Mold found at the site of the Chernobyl nuclear disaster appears to feed on radiation. The discovery was made almost three decades ago by Nelli Zhdanova, a researcher at the Institute of Microbiology and Virology of the National Academy of Sciences of Ukraine, based in Kyiv.
In May 1997, Nelli Zhdanova entered one of the most radioactive places on Earth, the abandoned ruins of the Chernobyl reactor, writes the BBC.
On the ceiling, on the walls, and in the metal conduits that protected the electrical cables, black mold had made its way into a space once considered incompatible with life.
In the surrounding fields and forests, wolves and wild boars had recovered in the absence of humans. But even today there are areas where amazingly high levels of radiation are found, due to material thrown out of the reactor during the explosion.
Just as plants reach for light, Zhdanova’s research indicated that black mold fungal hyphae seemed attracted to ionizing radiation.
The mold, made up of several species of fungi, seemed to be doing something remarkable. Zhdanova had already discovered in previous studies of the soil around Chernobyl that the fungi were actually growing towards the radioactive particles spread in the area.
Now he noticed that they had reached the original source of the radiation, the rooms inside the exploded reactor.
Each study exposed her to dangerous radiation, but Zhdanova’s work overturned our ideas about how radiation affects life on Earth. Her discovery now offers hope for cleaning up radioactive areas and even protecting astronauts exposed to dangerous radiation in space.
Eleven years before Zhdanova’s visit, a routine test at reactor four of the Chernobyl nuclear power plant had turned into the world’s worst nuclear accident.
A series of errors in the reactor’s design and operation led to a massive explosion in the early hours of April 26, 1986, which resulted in an enormous release of radionuclides.
Radioactive iodine was primarily responsible for the deaths in the first days and weeks, as well as the later cancer cases.
To prevent radioactive poisoning and long-term health effects, a 30 km exclusion zone was established to keep people away from the most contaminated areas.
Dozens of mushroom species, found in the Chernobyl area
But while people were kept at bay, Zhdanova’s black mold was gradually colonizing the area.

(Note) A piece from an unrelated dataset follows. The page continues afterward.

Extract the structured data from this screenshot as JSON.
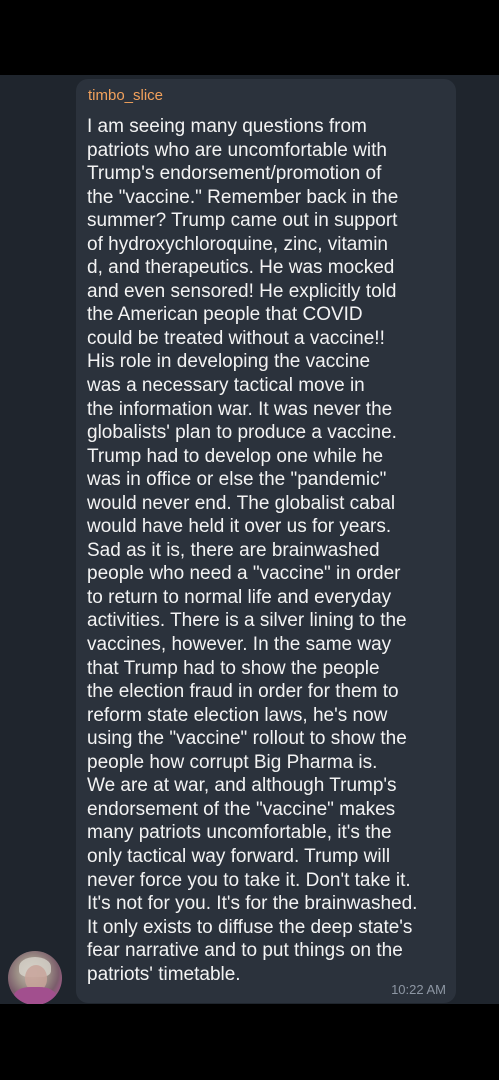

In addition to radiotropic fungi, Zhdanova found 36 other common, but evolutionarily distant, mushroom species growing in the Chernobyl zone. Over two decades, her pioneering work on these radiotropic fungi has come to influence research around the world.
It helped discover a potential new way of life on Earth, one that feeds on radiation, not sunlight. And it led NASA researchers to consider the idea of mushroom walls to shield astronauts from radiation.
At the heart of this story is a pigment widespread in nature: melanin. This pigment, which ranges from black to reddish-brown, determines skin and hair color in humans.
But it’s also why the Chernobyl mushrooms were black: their cell walls were loaded with melanin.
Just as dark skin protects cells from UV radiation, Zhdanova suspected that the melanin in these mushrooms acts as a shield against ionizing radiation.
It’s not just fungi that use melanin for protection. In the ponds around Chernobyl, frogs with high concentrations of melanin were able to survive and reproduce better, with the local population gradually turning black.
“Melanin can convert this radiation into usable energy”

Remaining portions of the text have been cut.